Hollywood no longer presents simplistic characters. Villains are often attractive and charming and heroes can have serious character flaws. Movies now cater to a more sophisticated public, but it seems we've lost something by drifting toward a more amoral perspective.
Here it is necessary to warn readers that this column contains spoilers, plot details that potential viewers might not want revealed before seeing a movie, including details regarding a movie that is a fairly recent DVD release - "Lucky Number Slevin."
Since the late 1960s, the distinction between heroes and villains has become increasingly blurred. Being a thief or killer does not prevent a character from sympathetic presentation on the movie screen. Actual criminals as portrayed in the movies "Bonnie and Clyde" and "Butch Cassidy and the Sundance Kid" have been presented as likable, if not actually heroic. Those movies had the redeeming social message that crime doesn't pay, at least not for those particular criminals who all died at the end of the movies.
Now such a message is often absent from movies. In the movie "Lucky Number Slevin," the title character of Slevin, played by Josh Hartnett, is a young protégé of Mr. Goodcat, a hitman played by Bruce Willis. Slevin is initially seen as an innocent victim of circumstance, caught up in a struggle between two crime bosses.
After Slevin is revealed to be a cold-blooded killer, we're supposed to continue to like him because he is charming and because his parents were killed by the two clearly evil crime bosses when Slevin was a child.
To get to the two crime bosses for purposes of revenge, Slevin and Goodcat leave a trail of dead bodies, but most of these incidental victims are gangsters, so that's O.K. There is one non-gangster killed but the audience shouldn't feel bad about it because we learn that the victim is a slimeball who once committed rape.
He wasn't killed because he was a slimeball. He was killed because his death was necessary for the plan but finding out that he was a slimeball somehow satisfies whatever minimal ethical expectations we have for the sympathetic characters. A totally innocent woman, Lindsey, played by Lucy Liu, would have been killed by Goodcat because she was a witness but she is saved because Slevin falls in love with her.
So evil gang bosses die horribly and their killers get away. We are supposed to regard this as a happy ending because Goodcat and Slevin are so darned charming and witty and the very attractive Lindsey loves Slevin.
A few years back, good guy and bad guy roles were blurred in the movie "Out of Sight." The character of Jack Foley, played by George Clooney, was a bank robber, and the character of Karen Sisco, played by Jennifer Lopez, was a federal marshal. Naturally the cop and robber fall in love, which is ethically OK since, gosh darn it, they are such charming and witty people.
They are able to pursue their romance during a "time out" which is apparently an accepted police procedure for interviewing and going to bed with criminals.
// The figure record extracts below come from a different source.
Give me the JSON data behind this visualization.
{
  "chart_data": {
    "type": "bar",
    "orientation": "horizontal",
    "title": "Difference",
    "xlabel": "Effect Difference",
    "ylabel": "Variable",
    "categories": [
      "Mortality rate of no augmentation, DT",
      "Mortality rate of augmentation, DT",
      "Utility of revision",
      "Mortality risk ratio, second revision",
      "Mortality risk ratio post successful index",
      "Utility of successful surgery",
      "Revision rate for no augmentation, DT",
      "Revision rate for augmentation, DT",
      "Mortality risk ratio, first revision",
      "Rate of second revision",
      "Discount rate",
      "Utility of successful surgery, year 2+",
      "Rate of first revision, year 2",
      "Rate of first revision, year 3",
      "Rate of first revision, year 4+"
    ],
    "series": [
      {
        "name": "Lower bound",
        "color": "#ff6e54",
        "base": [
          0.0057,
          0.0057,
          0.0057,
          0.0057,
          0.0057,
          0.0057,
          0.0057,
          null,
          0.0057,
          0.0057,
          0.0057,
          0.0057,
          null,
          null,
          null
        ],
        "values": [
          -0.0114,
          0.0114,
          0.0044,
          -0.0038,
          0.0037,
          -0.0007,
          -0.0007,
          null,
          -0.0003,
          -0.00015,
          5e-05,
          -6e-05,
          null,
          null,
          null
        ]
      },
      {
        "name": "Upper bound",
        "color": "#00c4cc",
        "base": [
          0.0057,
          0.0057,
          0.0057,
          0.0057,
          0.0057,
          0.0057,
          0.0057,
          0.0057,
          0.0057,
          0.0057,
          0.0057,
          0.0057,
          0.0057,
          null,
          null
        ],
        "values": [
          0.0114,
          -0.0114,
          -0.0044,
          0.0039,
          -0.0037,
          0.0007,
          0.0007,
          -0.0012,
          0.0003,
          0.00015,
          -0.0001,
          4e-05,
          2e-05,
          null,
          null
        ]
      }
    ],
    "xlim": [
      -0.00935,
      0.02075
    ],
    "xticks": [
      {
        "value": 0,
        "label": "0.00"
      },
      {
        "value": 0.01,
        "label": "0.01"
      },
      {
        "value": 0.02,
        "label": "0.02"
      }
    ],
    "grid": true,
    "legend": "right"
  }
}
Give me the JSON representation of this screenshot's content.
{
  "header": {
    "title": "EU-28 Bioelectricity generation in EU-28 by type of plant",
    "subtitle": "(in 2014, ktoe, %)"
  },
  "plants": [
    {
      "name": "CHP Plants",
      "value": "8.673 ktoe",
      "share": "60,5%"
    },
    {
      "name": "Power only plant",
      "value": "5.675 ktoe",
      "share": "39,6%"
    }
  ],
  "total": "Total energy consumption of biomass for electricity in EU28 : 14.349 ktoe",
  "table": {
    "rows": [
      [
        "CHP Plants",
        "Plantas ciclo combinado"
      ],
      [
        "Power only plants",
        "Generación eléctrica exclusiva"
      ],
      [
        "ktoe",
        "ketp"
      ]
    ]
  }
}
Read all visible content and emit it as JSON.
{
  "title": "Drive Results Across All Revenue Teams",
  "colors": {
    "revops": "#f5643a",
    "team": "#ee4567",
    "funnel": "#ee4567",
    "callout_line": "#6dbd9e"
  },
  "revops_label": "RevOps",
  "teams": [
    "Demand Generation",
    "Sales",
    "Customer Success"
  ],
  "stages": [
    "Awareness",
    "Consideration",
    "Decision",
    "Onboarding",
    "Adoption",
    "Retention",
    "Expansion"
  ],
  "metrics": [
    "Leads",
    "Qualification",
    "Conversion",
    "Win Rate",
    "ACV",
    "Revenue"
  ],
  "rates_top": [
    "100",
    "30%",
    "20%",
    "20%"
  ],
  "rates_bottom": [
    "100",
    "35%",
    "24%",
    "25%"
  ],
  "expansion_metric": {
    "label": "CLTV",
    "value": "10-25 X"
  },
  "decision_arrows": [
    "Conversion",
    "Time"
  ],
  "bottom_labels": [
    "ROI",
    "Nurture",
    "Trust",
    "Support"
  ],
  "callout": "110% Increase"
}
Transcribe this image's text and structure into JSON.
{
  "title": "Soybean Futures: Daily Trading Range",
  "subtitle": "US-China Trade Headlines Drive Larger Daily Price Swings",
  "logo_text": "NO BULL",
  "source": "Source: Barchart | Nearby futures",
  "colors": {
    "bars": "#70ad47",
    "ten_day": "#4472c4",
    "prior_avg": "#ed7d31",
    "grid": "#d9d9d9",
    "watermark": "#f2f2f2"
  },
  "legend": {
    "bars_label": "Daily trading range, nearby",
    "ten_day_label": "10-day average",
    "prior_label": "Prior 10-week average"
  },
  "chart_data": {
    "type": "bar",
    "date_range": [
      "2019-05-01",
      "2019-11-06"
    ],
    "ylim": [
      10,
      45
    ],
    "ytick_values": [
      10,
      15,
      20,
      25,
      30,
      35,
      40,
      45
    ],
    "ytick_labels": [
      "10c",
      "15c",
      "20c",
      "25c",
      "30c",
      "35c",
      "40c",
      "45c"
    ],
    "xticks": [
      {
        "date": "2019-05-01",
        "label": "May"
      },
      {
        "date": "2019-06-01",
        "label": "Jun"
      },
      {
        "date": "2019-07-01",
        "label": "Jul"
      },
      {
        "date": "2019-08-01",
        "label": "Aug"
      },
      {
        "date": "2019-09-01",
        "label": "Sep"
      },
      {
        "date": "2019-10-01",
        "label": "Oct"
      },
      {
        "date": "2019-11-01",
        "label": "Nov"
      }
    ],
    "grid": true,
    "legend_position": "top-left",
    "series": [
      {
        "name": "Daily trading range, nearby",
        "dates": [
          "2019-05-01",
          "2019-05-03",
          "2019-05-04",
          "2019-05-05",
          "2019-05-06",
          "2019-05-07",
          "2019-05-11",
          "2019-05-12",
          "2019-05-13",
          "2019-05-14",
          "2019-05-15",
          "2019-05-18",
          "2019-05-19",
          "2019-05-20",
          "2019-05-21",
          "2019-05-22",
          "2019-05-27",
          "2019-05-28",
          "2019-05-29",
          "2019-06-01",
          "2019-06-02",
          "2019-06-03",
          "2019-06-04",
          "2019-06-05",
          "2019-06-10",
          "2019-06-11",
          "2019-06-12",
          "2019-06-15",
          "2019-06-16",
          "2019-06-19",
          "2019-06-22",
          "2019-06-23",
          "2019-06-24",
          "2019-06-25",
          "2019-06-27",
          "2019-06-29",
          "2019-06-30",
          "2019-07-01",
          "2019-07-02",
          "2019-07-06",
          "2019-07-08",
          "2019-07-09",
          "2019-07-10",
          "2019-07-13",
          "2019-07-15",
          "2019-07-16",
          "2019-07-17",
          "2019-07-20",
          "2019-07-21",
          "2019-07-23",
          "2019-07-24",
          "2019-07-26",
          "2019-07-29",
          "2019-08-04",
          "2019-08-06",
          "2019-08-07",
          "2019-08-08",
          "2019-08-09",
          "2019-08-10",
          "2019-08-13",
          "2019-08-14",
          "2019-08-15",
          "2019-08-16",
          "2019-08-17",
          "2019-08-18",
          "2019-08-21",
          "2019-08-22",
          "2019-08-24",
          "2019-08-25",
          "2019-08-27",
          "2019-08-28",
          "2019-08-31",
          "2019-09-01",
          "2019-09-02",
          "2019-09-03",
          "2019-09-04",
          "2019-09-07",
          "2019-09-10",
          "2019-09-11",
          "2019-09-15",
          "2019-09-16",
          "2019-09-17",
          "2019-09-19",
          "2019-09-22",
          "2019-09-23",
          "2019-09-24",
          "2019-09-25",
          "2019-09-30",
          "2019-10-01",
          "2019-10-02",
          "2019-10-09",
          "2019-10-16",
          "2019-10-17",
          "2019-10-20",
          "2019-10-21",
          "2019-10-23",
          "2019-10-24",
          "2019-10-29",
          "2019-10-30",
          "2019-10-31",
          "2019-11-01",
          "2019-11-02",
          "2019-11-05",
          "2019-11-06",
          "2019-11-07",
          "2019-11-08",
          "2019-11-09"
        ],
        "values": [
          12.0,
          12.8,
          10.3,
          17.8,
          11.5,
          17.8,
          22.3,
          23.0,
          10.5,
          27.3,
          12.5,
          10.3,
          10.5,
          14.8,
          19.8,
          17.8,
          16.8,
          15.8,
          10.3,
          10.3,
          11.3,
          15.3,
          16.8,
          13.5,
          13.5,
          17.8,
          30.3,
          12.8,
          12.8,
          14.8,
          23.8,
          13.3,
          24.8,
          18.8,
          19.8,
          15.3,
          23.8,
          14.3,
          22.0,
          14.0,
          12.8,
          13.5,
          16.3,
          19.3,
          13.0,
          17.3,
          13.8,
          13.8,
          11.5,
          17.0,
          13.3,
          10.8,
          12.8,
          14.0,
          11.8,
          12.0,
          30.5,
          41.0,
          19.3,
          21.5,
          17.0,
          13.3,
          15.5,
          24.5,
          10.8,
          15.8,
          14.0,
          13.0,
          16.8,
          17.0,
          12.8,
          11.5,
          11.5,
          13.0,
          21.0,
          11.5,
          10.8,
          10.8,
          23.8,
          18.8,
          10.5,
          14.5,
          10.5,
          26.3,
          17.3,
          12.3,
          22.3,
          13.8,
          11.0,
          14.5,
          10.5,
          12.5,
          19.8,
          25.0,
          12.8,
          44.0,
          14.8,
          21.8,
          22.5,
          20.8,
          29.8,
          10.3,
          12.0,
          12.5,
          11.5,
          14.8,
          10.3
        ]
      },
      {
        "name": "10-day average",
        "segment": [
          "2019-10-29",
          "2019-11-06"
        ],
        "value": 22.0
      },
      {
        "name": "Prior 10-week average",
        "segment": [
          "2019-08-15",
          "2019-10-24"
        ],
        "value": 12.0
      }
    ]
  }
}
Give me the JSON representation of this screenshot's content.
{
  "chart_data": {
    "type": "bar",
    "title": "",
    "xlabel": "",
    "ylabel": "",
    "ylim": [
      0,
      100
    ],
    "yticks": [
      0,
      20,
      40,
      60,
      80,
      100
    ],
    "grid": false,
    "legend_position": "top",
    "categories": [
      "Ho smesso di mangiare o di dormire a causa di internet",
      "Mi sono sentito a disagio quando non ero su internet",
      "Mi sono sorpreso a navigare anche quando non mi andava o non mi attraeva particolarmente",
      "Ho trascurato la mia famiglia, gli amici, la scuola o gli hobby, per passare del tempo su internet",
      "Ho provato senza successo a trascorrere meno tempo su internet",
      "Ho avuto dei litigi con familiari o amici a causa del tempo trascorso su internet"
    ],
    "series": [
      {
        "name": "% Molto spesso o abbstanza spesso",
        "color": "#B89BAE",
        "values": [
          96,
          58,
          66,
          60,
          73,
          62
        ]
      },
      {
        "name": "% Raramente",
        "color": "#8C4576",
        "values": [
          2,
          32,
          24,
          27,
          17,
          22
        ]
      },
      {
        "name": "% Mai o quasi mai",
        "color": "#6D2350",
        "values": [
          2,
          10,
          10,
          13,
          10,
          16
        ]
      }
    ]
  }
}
Sisco subsequently allows Foley to escape from an attempted arrest, which raises the question of why Sisco should not be regarded as a bad cop, the kind who is dismissed in shame, prosecuted and never again allowed to work in law enforcement. The answer, of course, is that she is just so darned attractive and charming.
She does eventually redeem herself by arresting Foley but undoes her redemption by arranging to have Foley transported to prison along with an escape artist, an obvious scheme to provide future "time out" opportunities.
It would be unfair to make a blanket characterization of all contemporary movies based on these examples. There are still movies made where clearly good people behave in an ethical manner in their struggles against bad people. But, it does seem that amoral themes are becoming more common and less recognized for what they are.